近年、C型肝炎患者の減少もあり、肝癌全体にNASHが占める割合が上昇しています。また、糖尿病患者に肝硬変や肝癌が多いということも注目されています。これはNASHの発症と関係があると考えられ、糖尿病によるインスリン抵抗性の上昇が関わっているとされており、メタボリックシンドロームに対する治療の重要性を再認識する必要があります。

脂肪肝は糖尿病と同様、現代を代表する生活習慣病であり、決して楽観視してはいけない病気です。食事、運動療法、ダイエットにより改善できる病気ですので、早い段階で日々の生活習慣を改善することが重要です。

Q.C型肝炎の治療がインターフェロン無しでできるって聞いたのですが。

A.2014年7月から経口抗ウィルス薬による治療が開始されました。それをきっかけに現在までにいくつかの経口薬による治療が認可されており、肝臓学会のガイドラインも適宜更新されています。
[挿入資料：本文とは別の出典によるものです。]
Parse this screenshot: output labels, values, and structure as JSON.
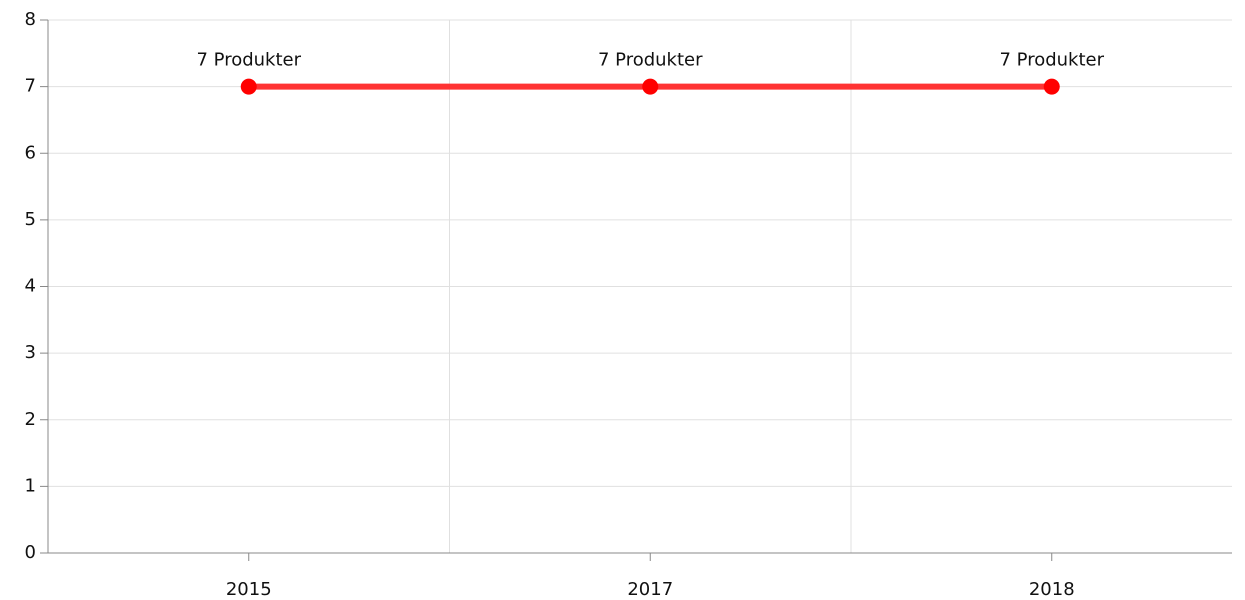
{
  "chart_data": {
    "type": "line",
    "categories": [
      "2015",
      "2017",
      "2018"
    ],
    "series": [
      {
        "color": "#ff3333",
        "marker_color": "#ff0000",
        "values": [
          7,
          7,
          7
        ],
        "value_labels": [
          "7 Produkter",
          "7 Produkter",
          "7 Produkter"
        ]
      }
    ],
    "ylim": [
      0,
      8
    ],
    "yticks": [
      0,
      1,
      2,
      3,
      4,
      5,
      6,
      7,
      8
    ],
    "grid": true
  }
}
現在ではガイドライン上もインターフェロンを基本とする治療よりも経口薬による治療(インターフェロンフリー抗ウィルス療法)を第一選択としています。効果の方も非常に優れており、ウィルスや患者さま側の条件(ウィルスの変異、腎機能障害の有無、肝予備能の程度など)にもよりますが、非常に高い奏効率が報告されています。
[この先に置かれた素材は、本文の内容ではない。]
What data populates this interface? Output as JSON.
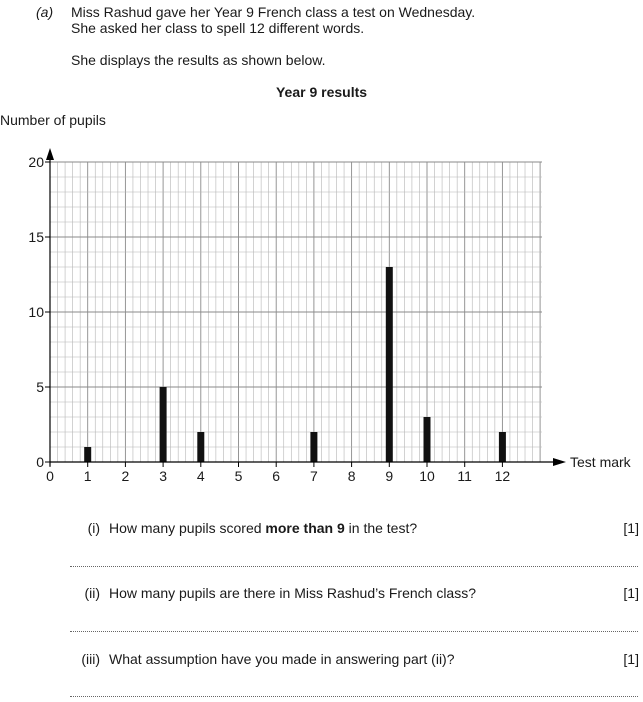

肝予備能の悪い肝硬変や肝臓がんがある方に対しては治療ができませんので、血液検査で肝臓の機能を調べ、腹部超音波で肝腫瘍や腹水の有無をチェックした後で治療を開始いたします。、12週間という短い期間を内服するだけで治療終了ですので、今までのインターフェロン主体の時代からでは考えられないような画期的な治療に変わってきているのです。

Q.お薬は院内でもらえますか?

A.当院は診察後すぐに処方が欲しいという患者様のご要望にお応えし、院内処方を採用しています。必要なお薬はだいたい置いているつもりですが、置いていないお薬の処方が必要な場合は、お手数ですがお近くの院外薬局へお願いする場合もあります。

Q.車で行きたいのですが駐車場はありますか?

A.当院は最大13台分の駐車場を併設しておりますので車でのご受診も可能です。